My thinking is shifting and while writing this way can be fun and help connect with a few people, ultimately it is not my souls’ goal.

A story read by a handful of people and totally ignored by the majority is a result of writing from narrow perspective. The reason it is largely ignored is simple; there is no connection with the greater population whose perspectives differ from our own. Or more harshly stated, they simply do not care about the story because it has no connection to their own understanding or life.

The purpose of a great fictional tale is to create a story that connects with many readers. Those readers are people. Individuals with ideas and beliefs not always the same as our own. If the goal is to be read by and connect with many an ability to create characters with diverse perspectives real. When that aim is accomplished the writer has done their job effectively.

If enough honest effort, a sort of paying the price, has gone into the writing and the story is well marketed  many more will read, connect with and hopefully enjoy it.

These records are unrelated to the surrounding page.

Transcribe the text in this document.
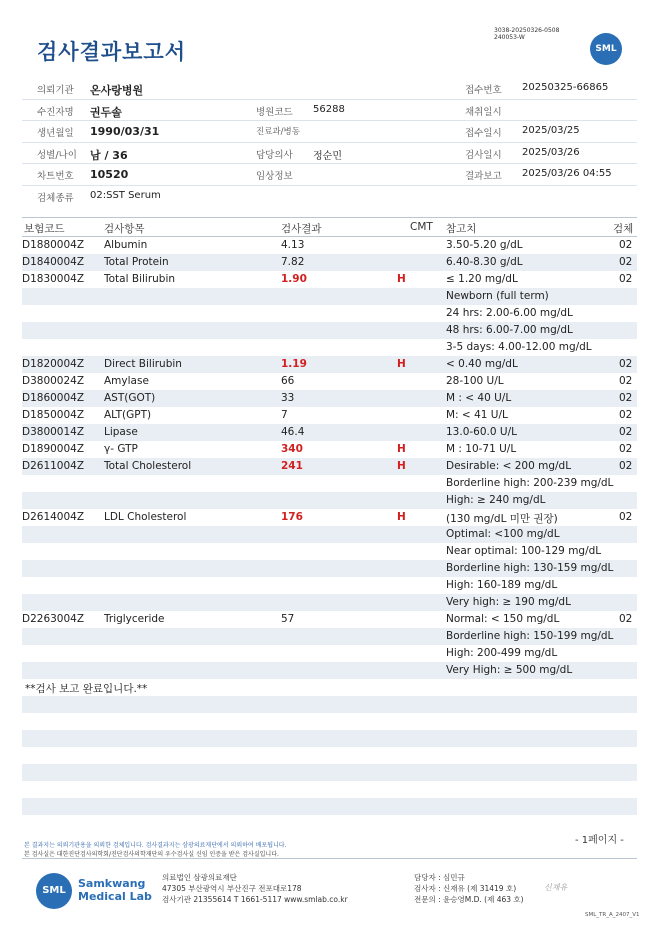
검사결과보고서
3038-20250326-0508
240053-W
SML
의뢰기관 온사랑병원	접수번호 20250325-66865
수진자명 권두솔	병원코드 56288	채취일시
생년월일 1990/03/31	진료과/병동	접수일시 2025/03/25
성별/나이 남 / 36	담당의사 정순민	검사일시 2025/03/26
차트번호 10520	임상정보	결과보고 2025/03/26 04:55
검체종류 02:SST Serum
보험코드	검사항목	검사결과	CMT 참고치	검체
D1880004Z Albumin	4.13	3.50-5.20 g/dL	02
D1840004Z Total Protein	7.82	6.40-8.30 g/dL	02
D1830004Z Total Bilirubin	1.90	H	≤ 1.20 mg/dL	02
Newborn (full term)
24 hrs: 2.00-6.00 mg/dL
48 hrs: 6.00-7.00 mg/dL
3-5 days: 4.00-12.00 mg/dL
D1820004Z Direct Bilirubin	1.19	H	< 0.40 mg/dL	02
D3800024Z Amylase	66	28-100 U/L	02
D1860004Z AST(GOT)	33	M : < 40 U/L	02
D1850004Z ALT(GPT)	7	M: < 41 U/L	02
D3800014Z Lipase	46.4	13.0-60.0 U/L	02
D1890004Z γ- GTP	340	H	M : 10-71 U/L	02
D2611004Z Total Cholesterol	241	H	Desirable: < 200 mg/dL	02
Borderline high: 200-239 mg/dL
High: ≥ 240 mg/dL
D2614004Z LDL Cholesterol	176	H	(130 mg/dL 미만 권장)	02
Optimal: <100 mg/dL
Near optimal: 100-129 mg/dL
Borderline high: 130-159 mg/dL
High: 160-189 mg/dL
Very high: ≥ 190 mg/dL
D2263004Z Triglyceride	57	Normal: < 150 mg/dL	02
Borderline high: 150-199 mg/dL
High: 200-499 mg/dL
Very High: ≥ 500 mg/dL
**검사 보고 완료입니다.**
- 1페이지 -
본 결과지는 의뢰기관용을 의뢰한 검체입니다. 검사결과지는 삼광의료재단에서 의뢰하여 배포됩니다.
본 검사실은 대한진단검사의학회/진단검사의학재단의 우수검사실 신임 인증을 받은 검사실입니다.
SML
Samkwang
Medical Lab
의료법인 삼광의료재단
47305 부산광역시 부산진구 전포대로178
검사기관 21355614 T 1661-5117 www.smlab.co.kr
담당자 : 심민규
검사자 : 신재유 (제 31419 호)
전문의 : 윤승영M.D. (제 463 호)
신재유
SML_TR_A_2407_V1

However, enjoyment is not the goal either. If the tale is disliked that’s OK because the key here is connection.

This week I read a book on how to achieve deeper connections with others. I learned that stepping outside of my little sense of reality and truly listening minus my personal biased and judgements is a powerful way to understand beliefs that are foreign to me. When I successfully understand where another is coming from the knowledge base in the brain expands.

In checking the personal perspective at the door before stepping into new worlds we take on an empathic ability to listen. Living one’s life from a place of empathy is a great way to co exists with people.  We learn to see the world through their eyes and our understanding of reality in all its shapes and colors grows.

I started reading this self help material to improve interpersonal relationships. The writer in me soon discovered it is not limited to improving interactions. I wondered how the understanding of others can improve the writing.

Learning about the beliefs and perspectives of others can be used to develop characters in a big way. It supplies access to broader perspective and all the differing ideas swirling around in this great big world. The beliefs of others can help us achieve a depth of writing that is unavailable in our small narrow world view.

The characters become more realistic as these new perspectives are integrated into their development. As opposed to cardboard cut outs of what we believe to be true of others. The more personal perspective is checked at the door before entering the home of another, or in this case the story of a character, the easier it is to write about their lives honestly.

When interactions involve openly listening without judgement to a person, a new ability to practice compassion is developed. We treat people with respect and empathy. This compassionate action spills over onto the page creating rich characters in story.

We stop judging and censoring the characters in much the same way we are learning to stop doing it with real people. No longer satisfied with creating cookie cutter persona’s that exist only in our small personal beliefs, the characters begin to run freely through our mind. Stepping out and behaving in ways that are authentic to the to that characters paradigm. We may not always agree with a characters action but we will accept it and write it with as much understanding on his/her perspective as we have learned from our real time interactions with people.

The simplest truth here is this: when we are open to others in real life by silencing our perspective for a time. We gain a level of empathy and compassion. Stories are then written minus the judgmental censorship that is a result of a narrow view point. Perspective has broadened to include multiple ideas, beliefs and struggles. We choose to write as well as live in the spirit of empathy. Life and the stories we write now take on the multiple realities we live within each moment.